In San Diego, Hispanics represent the fastest growing population and will soon become the largest demographic group by 2030. Yet 85 percent of Hispanics in San Diego do not hold a bachelor’s degree and are vastly underrepresented in innovation economy jobs. Meanwhile, San Diego companies rely on expensive talent attraction methods which cannot alone fill the growing demand for skilled STEM talent. For our economy to remain sustainable, we must focus our efforts on building a strong local talent pipeline, in which San Diego residents have the resources necessary to fill the jobs of our growing economy.

EDC recently released an interactive web study – talent.inclusivesd.org – which illustrates staggering data points that ultimately informed the regional goal to double San Diego’s annual production of skilled workers to 20,000 by the year 2030. To support this goal, the Inclusive Growth Steering Committee developed a set of recommendations around transparency, engagement, and investment for employers to adopt and implement, each doing their part to reach the 2030 goal.

Inclusive growth is an economic and moral imperative that is permeating sophisticated economic development organizations nationwide. During 2019, EDC will continue to work with its steering committee to set regional targets and employer-focused recommendations around the other two inclusive growth goals: small business competitiveness and affordability.

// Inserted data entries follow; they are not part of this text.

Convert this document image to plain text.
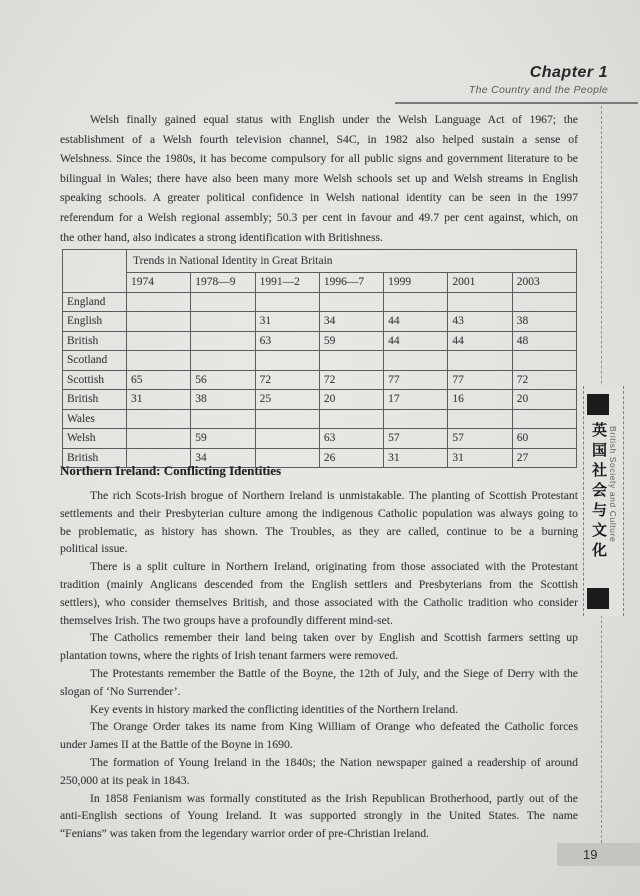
Chapter 1
The Country and the People
Welsh finally gained equal status with English under the Welsh Language Act of 1967; the
establishment of a Welsh fourth television channel, S4C, in 1982 also helped sustain a sense of
Welshness. Since the 1980s, it has become compulsory for all public signs and government literature to be
bilingual in Wales; there have also been many more Welsh schools set up and Welsh streams in English
speaking schools. A greater political confidence in Welsh national identity can be seen in the 1997
referendum for a Welsh regional assembly; 50.3 per cent in favour and 49.7 per cent against, which, on
the other hand, also indicates a strong identification with Britishness.
	Trends in National Identity in Great Britain						
	1974	1978—9	1991—2	1996—7	1999	2001	2003
England							
English			31	34	44	43	38
British			63	59	44	44	48
Scotland							
Scottish	65	56	72	72	77	77	72
British	31	38	25	20	17	16	20
Wales							
Welsh		59		63	57	57	60
British		34		26	31	31	27
Northern Ireland: Conflicting Identities
The rich Scots-Irish brogue of Northern Ireland is unmistakable. The planting of Scottish Protestant
settlements and their Presbyterian culture among the indigenous Catholic population was always going to
be problematic, as history has shown. The Troubles, as they are called, continue to be a burning
political issue.
There is a split culture in Northern Ireland, originating from those associated with the Protestant
tradition (mainly Anglicans descended from the English settlers and Presbyterians from the Scottish
settlers), who consider themselves British, and those associated with the Catholic tradition who consider
themselves Irish. The two groups have a profoundly different mind-set.
The Catholics remember their land being taken over by English and Scottish farmers setting up
plantation towns, where the rights of Irish tenant farmers were removed.
The Protestants remember the Battle of the Boyne, the 12th of July, and the Siege of Derry with the
slogan of ‘No Surrender’.
Key events in history marked the conflicting identities of the Northern Ireland.
The Orange Order takes its name from King William of Orange who defeated the Catholic forces
under James II at the Battle of the Boyne in 1690.
The formation of Young Ireland in the 1840s; the Nation newspaper gained a readership of around
250,000 at its peak in 1843.
In 1858 Fenianism was formally constituted as the Irish Republican Brotherhood, partly out of the
anti-English sections of Young Ireland. It was supported strongly in the United States. The name
“Fenians” was taken from the legendary warrior order of pre-Christian Ireland.
英国社会与文化 British Society and Culture
19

Setting out to solve the region’s complex challenges is easier said than done. There is no a one-size-fits-all solution, but one thing is clear: the future of San Diego’s growth and success will largely depend on collaboration between key partners from companies, universities, philanthropy, and local government to to ensure inclusive practices are integrated into future decision-making. And if there is any region that can come together to build an economy that reaches and includes all of its residents and employers, it’s San Diego.